Based on the manga by Hiroaki Samura and written by Tatsuya Oishi, Blade of the Immortal is the 100th film directed by Takashi Miike. Here a masterpiece of created where the story is told almost like an old school samurai film, starting in black and white even and then adding color when the film reaches the main part of its story. This story is developed very much like the aforementioned samurai films with a touch of old westerns, horror, and comedy in the way only Miike can do. This mix of genre with the director’s signature tonal shifts creates a rich adventure in which a man finds that his curse may be a gift or perhaps his gift may be a curse. Miike puts something on the screen that works even though it does feel a bit long, the longer stretches created by extended battles and long sequences are clearly a wanted aspect of the film and follow in the footsteps of the genres the film plays in.
Playing the tortured lead Manji, the Immortal of the title, is actor Takuya Kimura who gives a performance fitting of his character. He’s strong when he needs to be and lets his emotions show occasionally. Balancing his warrior or samurai toughness is Hana Sugisaki who plays both his long dead sister Machi and the young girl looking for revenge Rin Asano. She gives a very wide-eyed performance for most of the film while showing determination and a touch of courage/insanity. Playing the lead villain is Sota Fukushi as Anotsu Kagehisa, leader of the Itto-ryu, a character who will stop at nothing to get what he wants. Fukushi plays him a bit cold which makes it hard to tell if the character needs to be a cold-hearted bastard or if the actor is simply not showing much emotion. Either way, it works for the character and the film, thus making his less emotional portrayal still fit in.

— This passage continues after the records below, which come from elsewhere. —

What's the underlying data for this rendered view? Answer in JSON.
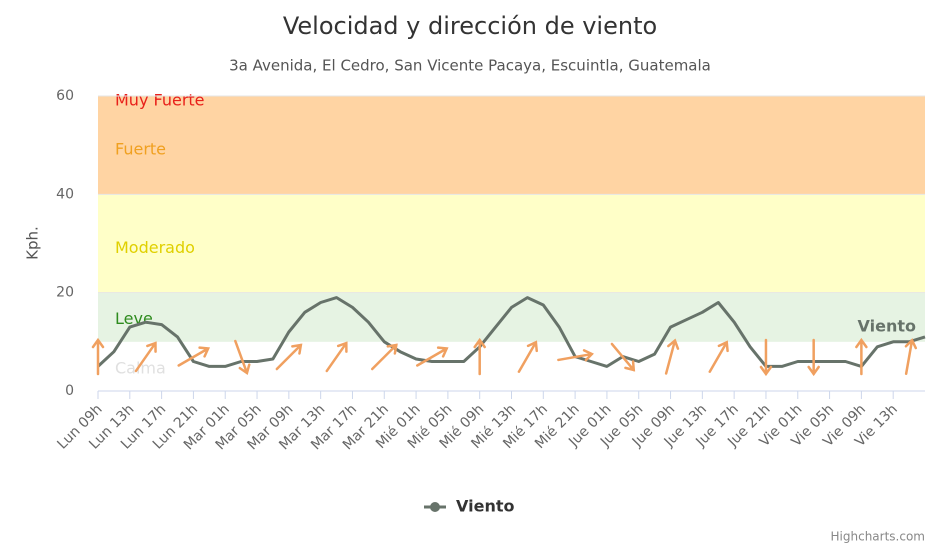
{
  "chart_data": {
    "type": "line",
    "title": "Velocidad y dirección de viento",
    "subtitle": "3a Avenida, El Cedro, San Vicente Pacaya, Escuintla, Guatemala",
    "y_axis_label": "Kph.",
    "ylim": [
      0,
      60
    ],
    "yticks": [
      0,
      20,
      40,
      60
    ],
    "grid": true,
    "legend": "bottom",
    "credits": "Highcharts.com",
    "bands": [
      {
        "label": "Calma",
        "from": 0,
        "to": 10,
        "color": "#ffffff",
        "text_color": "#e0e0e0"
      },
      {
        "label": "Leve",
        "from": 10,
        "to": 20,
        "color": "#e6f3e3",
        "text_color": "#2e8b1e"
      },
      {
        "label": "Moderado",
        "from": 20,
        "to": 40,
        "color": "#ffffc8",
        "text_color": "#e0d000"
      },
      {
        "label": "Fuerte",
        "from": 40,
        "to": 60,
        "color": "#ffd4a3",
        "text_color": "#f0a020"
      },
      {
        "label": "Muy Fuerte",
        "from": 60,
        "color": "#ffd4a3",
        "text_color": "#e8201a"
      }
    ],
    "categories": [
      "Lun 09h",
      null,
      "Lun 13h",
      null,
      "Lun 17h",
      null,
      "Lun 21h",
      null,
      "Mar 01h",
      null,
      "Mar 05h",
      null,
      "Mar 09h",
      null,
      "Mar 13h",
      null,
      "Mar 17h",
      null,
      "Mar 21h",
      null,
      "Mié 01h",
      null,
      "Mié 05h",
      null,
      "Mié 09h",
      null,
      "Mié 13h",
      null,
      "Mié 17h",
      null,
      "Mié 21h",
      null,
      "Jue 01h",
      null,
      "Jue 05h",
      null,
      "Jue 09h",
      null,
      "Jue 13h",
      null,
      "Jue 17h",
      null,
      "Jue 21h",
      null,
      "Vie 01h",
      null,
      "Vie 05h",
      null,
      "Vie 09h",
      null,
      "Vie 13h",
      null,
      null
    ],
    "series": [
      {
        "name": "Viento",
        "color": "#67736a",
        "values": [
          5,
          8,
          13,
          14,
          13.5,
          11,
          6,
          5,
          5,
          6,
          6,
          6.5,
          12,
          16,
          18,
          19,
          17,
          14,
          10,
          8,
          6.5,
          6,
          6,
          6,
          9,
          13,
          17,
          19,
          17.5,
          13,
          7,
          6,
          5,
          7,
          6,
          7.5,
          13,
          14.5,
          16,
          18,
          14,
          9,
          5,
          5,
          6,
          6,
          6,
          6,
          5,
          9,
          10,
          10,
          11
        ],
        "directions": [
          0,
          null,
          null,
          35,
          null,
          null,
          60,
          null,
          null,
          160,
          null,
          null,
          45,
          null,
          null,
          35,
          null,
          null,
          45,
          null,
          null,
          60,
          null,
          null,
          0,
          null,
          null,
          30,
          null,
          null,
          80,
          null,
          null,
          140,
          null,
          null,
          15,
          null,
          null,
          30,
          null,
          null,
          180,
          null,
          null,
          180,
          null,
          null,
          0,
          null,
          null,
          10,
          null
        ],
        "arrow_color": "#f0a060"
      }
    ]
  }
}
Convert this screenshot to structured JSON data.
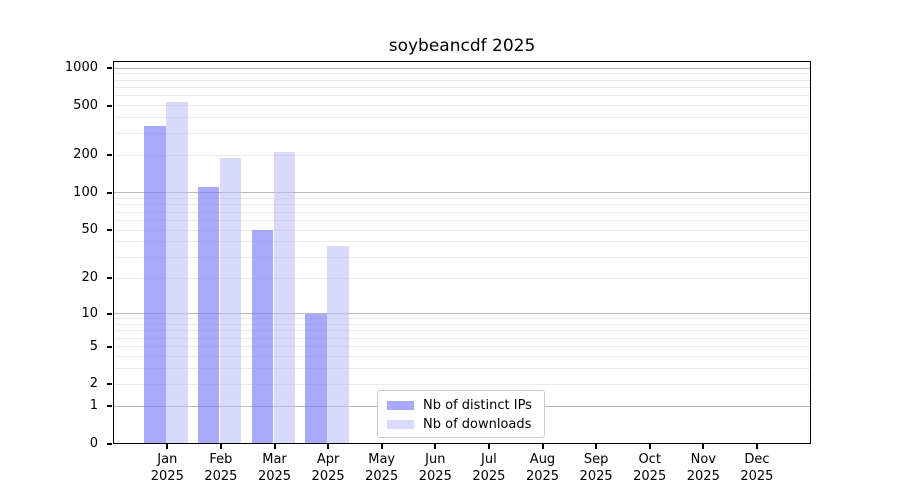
{
  "chart_data": {
    "type": "bar",
    "title": "soybeancdf 2025",
    "x_labels": [
      {
        "month": "Jan",
        "year": "2025"
      },
      {
        "month": "Feb",
        "year": "2025"
      },
      {
        "month": "Mar",
        "year": "2025"
      },
      {
        "month": "Apr",
        "year": "2025"
      },
      {
        "month": "May",
        "year": "2025"
      },
      {
        "month": "Jun",
        "year": "2025"
      },
      {
        "month": "Jul",
        "year": "2025"
      },
      {
        "month": "Aug",
        "year": "2025"
      },
      {
        "month": "Sep",
        "year": "2025"
      },
      {
        "month": "Oct",
        "year": "2025"
      },
      {
        "month": "Nov",
        "year": "2025"
      },
      {
        "month": "Dec",
        "year": "2025"
      }
    ],
    "series": [
      {
        "name": "Nb of distinct IPs",
        "color": "#7878f8",
        "opacity": 0.64,
        "values": [
          345,
          112,
          50,
          10,
          0,
          0,
          0,
          0,
          0,
          0,
          0,
          0
        ]
      },
      {
        "name": "Nb of downloads",
        "color": "#bbbbf8",
        "opacity": 0.56,
        "values": [
          535,
          192,
          215,
          37,
          0,
          0,
          0,
          0,
          0,
          0,
          0,
          0
        ]
      }
    ],
    "y_ticks": [
      0,
      1,
      2,
      5,
      10,
      20,
      50,
      100,
      200,
      500,
      1000
    ],
    "y_scale": "log10(value+1)",
    "ylim": [
      0,
      1120
    ],
    "grid": "horizontal",
    "legend_position": "inside-bottom-center",
    "colors": {
      "major_grid": "#b9b9b9",
      "minor_grid": "#eaeaea",
      "axis": "#000000",
      "text": "#000000"
    }
  }
}
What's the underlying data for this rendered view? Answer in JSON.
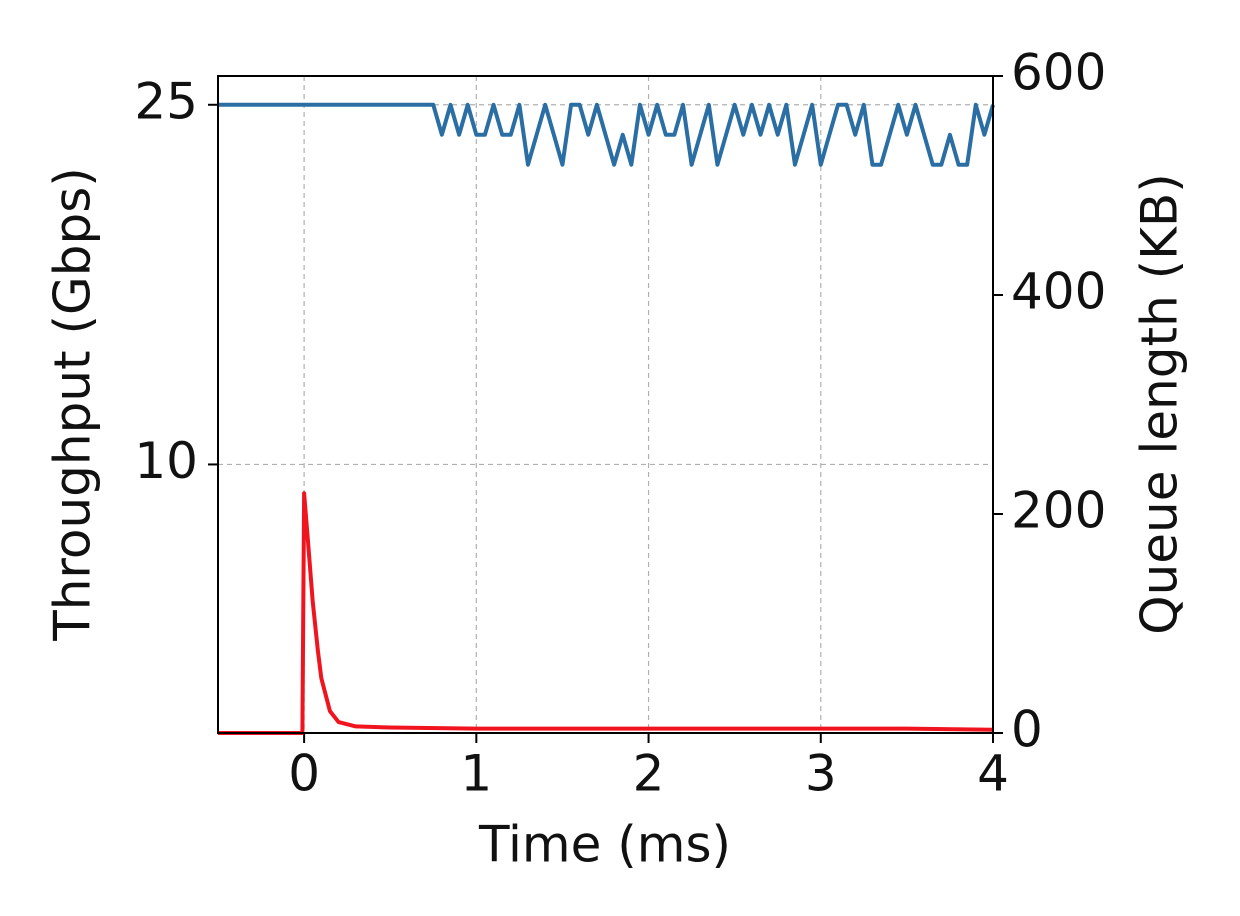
{
  "chart_data": {
    "type": "line",
    "xlabel": "Time (ms)",
    "ylabel": "Throughput (Gbps)",
    "y2label": "Queue length (KB)",
    "xlim": [
      -0.5,
      4
    ],
    "xticks": [
      0,
      1,
      2,
      3,
      4
    ],
    "ylim": [
      -1.2,
      26.2
    ],
    "yticks": [
      10,
      25
    ],
    "y2lim": [
      0,
      600
    ],
    "y2ticks": [
      0,
      200,
      400,
      600
    ],
    "grid": true,
    "series": [
      {
        "color": "#2a6ea4",
        "x": [
          -0.5,
          0.75,
          0.8,
          0.85,
          0.9,
          0.95,
          1.0,
          1.05,
          1.1,
          1.15,
          1.2,
          1.25,
          1.3,
          1.35,
          1.4,
          1.45,
          1.5,
          1.55,
          1.6,
          1.65,
          1.7,
          1.75,
          1.8,
          1.85,
          1.9,
          1.95,
          2.0,
          2.05,
          2.1,
          2.15,
          2.2,
          2.25,
          2.3,
          2.35,
          2.4,
          2.45,
          2.5,
          2.55,
          2.6,
          2.65,
          2.7,
          2.75,
          2.8,
          2.85,
          2.9,
          2.95,
          3.0,
          3.05,
          3.1,
          3.15,
          3.2,
          3.25,
          3.3,
          3.35,
          3.4,
          3.45,
          3.5,
          3.55,
          3.6,
          3.65,
          3.7,
          3.75,
          3.8,
          3.85,
          3.9,
          3.95,
          4.0
        ],
        "values": [
          25,
          25,
          23.75,
          25,
          23.75,
          25,
          23.75,
          23.75,
          25,
          23.75,
          23.75,
          25,
          22.5,
          23.75,
          25,
          23.75,
          22.5,
          25,
          25,
          23.75,
          25,
          23.75,
          22.5,
          23.75,
          22.5,
          25,
          23.75,
          25,
          23.75,
          23.75,
          25,
          22.5,
          23.75,
          25,
          22.5,
          23.75,
          25,
          23.75,
          25,
          23.75,
          25,
          23.75,
          25,
          22.5,
          23.75,
          25,
          22.5,
          23.75,
          25,
          25,
          23.75,
          25,
          22.5,
          22.5,
          23.75,
          25,
          23.75,
          25,
          23.75,
          22.5,
          22.5,
          23.75,
          22.5,
          22.5,
          25,
          23.75,
          25
        ]
      },
      {
        "color": "#f0141e",
        "axis": "y2",
        "x": [
          -0.5,
          -0.01,
          0,
          0.02,
          0.05,
          0.08,
          0.1,
          0.15,
          0.2,
          0.3,
          0.5,
          1,
          1.5,
          2,
          2.5,
          3,
          3.5,
          4
        ],
        "values": [
          0,
          0,
          219,
          180,
          120,
          75,
          50,
          20,
          10,
          6,
          5,
          4,
          4,
          4,
          4,
          4,
          4,
          3
        ]
      }
    ]
  }
}
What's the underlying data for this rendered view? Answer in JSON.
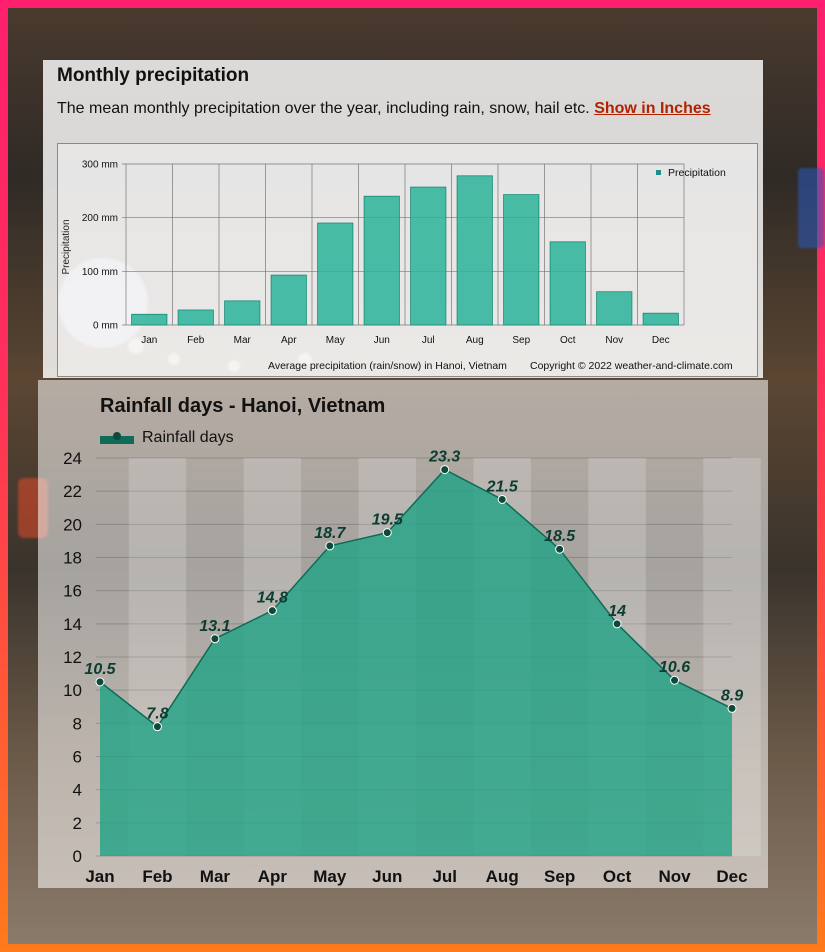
{
  "page": {
    "title": "Monthly precipitation",
    "description": "The mean monthly precipitation over the year, including rain, snow, hail etc.",
    "link_label": "Show in Inches"
  },
  "colors": {
    "bar": "#2bb39a",
    "area": "#1fa384",
    "link": "#b22200",
    "border_top": "#ff1f6e",
    "border_bottom": "#ff7a1a"
  },
  "chart_data": [
    {
      "type": "bar",
      "title": "",
      "ylabel": "Precipitation",
      "legend": "Precipitation",
      "legend_position": "top-right",
      "ylim": [
        0,
        300
      ],
      "yticks": [
        "0 mm",
        "100 mm",
        "200 mm",
        "300 mm"
      ],
      "ytick_values": [
        0,
        100,
        200,
        300
      ],
      "categories": [
        "Jan",
        "Feb",
        "Mar",
        "Apr",
        "May",
        "Jun",
        "Jul",
        "Aug",
        "Sep",
        "Oct",
        "Nov",
        "Dec"
      ],
      "values": [
        20,
        28,
        45,
        93,
        190,
        240,
        257,
        278,
        243,
        155,
        62,
        22
      ],
      "caption": "Average precipitation (rain/snow) in Hanoi, Vietnam",
      "copyright": "Copyright © 2022  weather-and-climate.com",
      "grid": true
    },
    {
      "type": "area",
      "title": "Rainfall days - Hanoi, Vietnam",
      "legend": "Rainfall days",
      "legend_position": "top-left",
      "ylim": [
        0,
        24
      ],
      "yticks": [
        "0",
        "2",
        "4",
        "6",
        "8",
        "10",
        "12",
        "14",
        "16",
        "18",
        "20",
        "22",
        "24"
      ],
      "ytick_values": [
        0,
        2,
        4,
        6,
        8,
        10,
        12,
        14,
        16,
        18,
        20,
        22,
        24
      ],
      "categories": [
        "Jan",
        "Feb",
        "Mar",
        "Apr",
        "May",
        "Jun",
        "Jul",
        "Aug",
        "Sep",
        "Oct",
        "Nov",
        "Dec"
      ],
      "values": [
        10.5,
        7.8,
        13.1,
        14.8,
        18.7,
        19.5,
        23.3,
        21.5,
        18.5,
        14,
        10.6,
        8.9
      ],
      "labels": [
        "10.5",
        "7.8",
        "13.1",
        "14.8",
        "18.7",
        "19.5",
        "23.3",
        "21.5",
        "18.5",
        "14",
        "10.6",
        "8.9"
      ],
      "grid": true
    }
  ]
}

The film not only relies on performances and battles, but on what is on the screen. The cinematography by Nobuyasu Kita is stunning. From the opening battle to the final battle, the images speak more than the characters at times. The way he frames and shoots the battle sequences and the rest of the film gives them character, and connects them further with the films of yore that the film is placing itself with.
Blade of the Immortal is a beautiful film with fantastic sword fights and battles. It connects with a lot of past films in terms of style and substance, as well as how it’s developed and shot. It does have a few sequences and scenes that run on a bit too long, but overall, the film is beautiful and a fun watch with its battles and epic scenes.
Fantasia International Film Festival ran from July 13th to August 2nd.